Safeguarding Productivity

Post-Phishing Attempt Actions

It was a well-laid plan. The format of his fake email address matched his real one. The request was delivered to a couple of senior staff members individually who should feel loyalty to the new CEO, and since he was new in the job, a desire to be helpful (there was no reason not to be). The phish was direct in its request – the standard iTunes giftcard scam, and “eight of them please.” The reasoning was plausible … “I’m in a meeting,” “it’s for important clients,” blah blah blah. The attacker responded quickly to the reply email from the senior staff member and applied further the pressure of time since she was about to bite the phish, seeking to win agreement that she would act now, buy the cards as directed, and yes, send the numbers through by photo. Because, “it’s for important clients,” and “can you do it for me please?”

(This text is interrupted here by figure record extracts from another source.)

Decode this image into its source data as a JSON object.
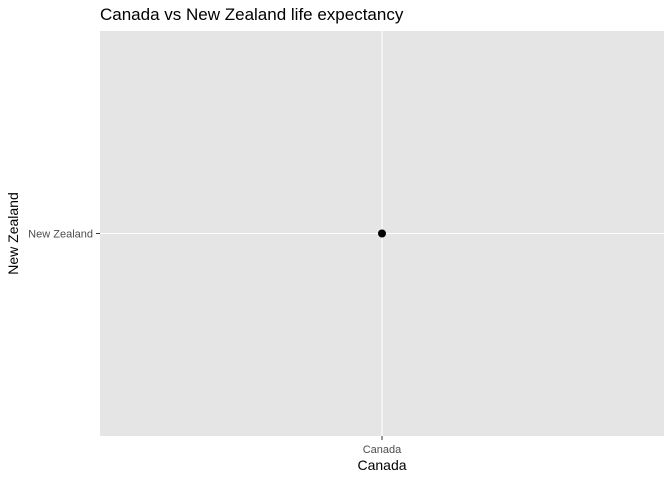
{
  "chart_data": {
    "type": "scatter",
    "title": "Canada vs New Zealand life expectancy",
    "xlabel": "Canada",
    "ylabel": "New Zealand",
    "x_scale": "categorical",
    "y_scale": "categorical",
    "x_categories": [
      "Canada"
    ],
    "y_categories": [
      "New Zealand"
    ],
    "points": [
      {
        "x": "Canada",
        "y": "New Zealand"
      }
    ],
    "grid": true,
    "colors": {
      "panel_background": "#e5e5e5",
      "grid": "#ffffff",
      "point": "#000000",
      "tick_label": "#4d4d4d",
      "tick_mark": "#333333"
    }
  }
}
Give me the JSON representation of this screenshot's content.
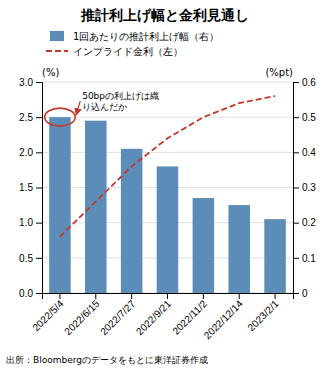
{
  "chart_data": {
    "type": "bar",
    "title": "推計利上げ幅と金利見通し",
    "categories": [
      "2022/5/4",
      "2022/6/15",
      "2022/7/27",
      "2022/9/21",
      "2022/11/2",
      "2022/12/14",
      "2023/2/1"
    ],
    "series": [
      {
        "name": "1回あたりの推計利上げ幅（右）",
        "type": "bar",
        "color": "#5b8db8",
        "values": [
          2.5,
          2.45,
          2.05,
          1.8,
          1.35,
          1.25,
          1.05
        ]
      },
      {
        "name": "インプライド金利（左）",
        "type": "line",
        "axis": "y2",
        "color": "#c0392b",
        "line_style": "dashed",
        "values": [
          0.16,
          0.26,
          0.36,
          0.44,
          0.5,
          0.54,
          0.56
        ]
      }
    ],
    "ylim": [
      0.0,
      3.0
    ],
    "yticks": [
      {
        "value": 0.0,
        "label": "0.0"
      },
      0.5,
      {
        "value": 1.0,
        "label": "1.0"
      },
      1.5,
      {
        "value": 2.0,
        "label": "2.0"
      },
      2.5,
      {
        "value": 3.0,
        "label": "3.0"
      }
    ],
    "y2lim": [
      0,
      0.6
    ],
    "y2ticks": [
      0,
      0.1,
      0.2,
      0.3,
      0.4,
      0.5,
      0.6
    ],
    "ylabel": "(%)",
    "y2label": "(%pt)",
    "grid": true,
    "legend": "upper left",
    "annotation": "50bpの利上げは織\nり込んだか",
    "source": "出所：Bloombergのデータをもとに東洋証券作成"
  }
}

But the spear-phishing attempt failed, because she didn’t know about iTunes giftcards, and thus had to ask other people for directions. And with not having a corporate credit card, she’d have to get authorisation for funding from somewhere else. The CFO wasn’t buying it. That got the warning bells ringing. And brought the whole thing to a sudden stop.

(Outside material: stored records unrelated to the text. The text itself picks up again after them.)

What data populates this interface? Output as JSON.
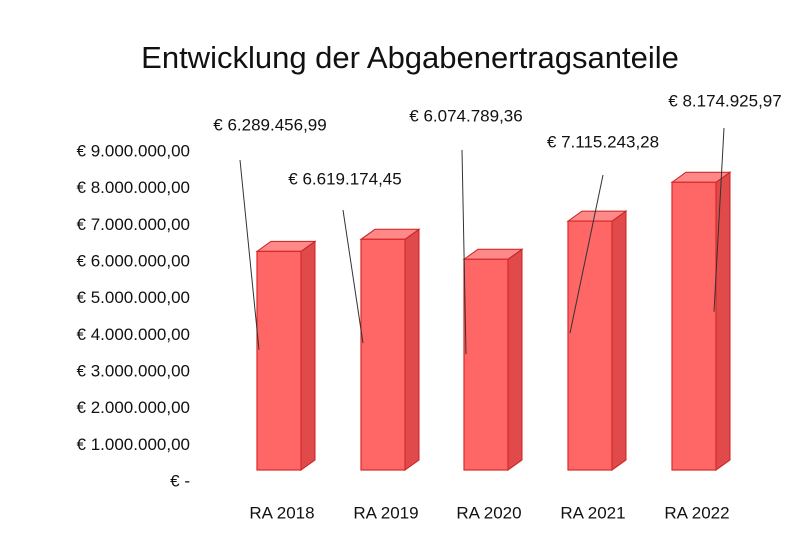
{
  "chart_data": {
    "type": "bar3d",
    "title": "Entwicklung der Abgabenertragsanteile",
    "categories": [
      "RA 2018",
      "RA 2019",
      "RA 2020",
      "RA 2021",
      "RA 2022"
    ],
    "values": [
      6289456.99,
      6619174.45,
      6074789.36,
      7115243.28,
      8174925.97
    ],
    "value_labels": [
      "€ 6.289.456,99",
      "€ 6.619.174,45",
      "€ 6.074.789,36",
      "€ 7.115.243,28",
      "€ 8.174.925,97"
    ],
    "color": "#ff6666",
    "ylim": [
      0,
      9000000
    ],
    "yticks": [
      {
        "value": 0,
        "label": "€ -"
      },
      {
        "value": 1000000,
        "label": "€ 1.000.000,00"
      },
      {
        "value": 2000000,
        "label": "€ 2.000.000,00"
      },
      {
        "value": 3000000,
        "label": "€ 3.000.000,00"
      },
      {
        "value": 4000000,
        "label": "€ 4.000.000,00"
      },
      {
        "value": 5000000,
        "label": "€ 5.000.000,00"
      },
      {
        "value": 6000000,
        "label": "€ 6.000.000,00"
      },
      {
        "value": 7000000,
        "label": "€ 7.000.000,00"
      },
      {
        "value": 8000000,
        "label": "€ 8.000.000,00"
      },
      {
        "value": 9000000,
        "label": "€ 9.000.000,00"
      }
    ],
    "grid": false
  }
}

Crisis averted – for now, anyway. But it was a well-laid plan.

Here’s hoping the IT team knows enough about security capabilities in Office 365 to do something proactive – more than just an email out to all staff to warn them to “be careful out there.” That’s the most basic response. But what about going further, for example:

  • Using Content Search in Office 365 to look for the offending sending email address to see how widespread the attack was.
  • Using PowerShell in Exchange Online to automatically delete all instances of email messages from threat-laden email address across all Exchange Online mailboxes.
  • Setting up mail flow rules to capture future instances of email messages coming from that address to intercept them and route them to a SecOps team/mailbox. The CEO confirmed that the fake email address was not his real one, and therefore an actor with malicious intent is using it, and therefore sanitising it at the boundary would make sense to me. If it’s not valid now, it won’t be valid in the future.
  • Asking senior leaders for their real personal email address(es), and then setting up additional mail flow rules to protect invalid variants of those personal addresses.
  • Using the anti-impersonation settings in Office 365 E5 to prevent (or greatly reduce the likelihood of validity) for impersonation type attack.
  • Setting up mail flow rules to look for keywords commonly used in the iTunes gift card scam, and thus flag those messages automatically as being potentially suspicious or even routing them to the SecOps team for a while to check and sanitise.
  • Considering if an actor with malicious intent has current access to the Office 365 tenant, since the malicious actor knew the type of relationship that would be expected to exist between the CEO and the senior staff members, and also the email address format used at the organisation (first-letter-of-firstname.surname@). This is called business email compromise, where a malicious actor gains access through credential compromise and then observes what is happening to map the social relationships and then uses that knowledge in attacks that leverage social engineering factors to try to pull off such scams. Like the well-laid plan that almost worked.

You’d better be doing something to prevent similar occurrences at your place. It’s a dangerous world out there. Since the well-laid plan almost worked, you can bet it won’t be the last attempt.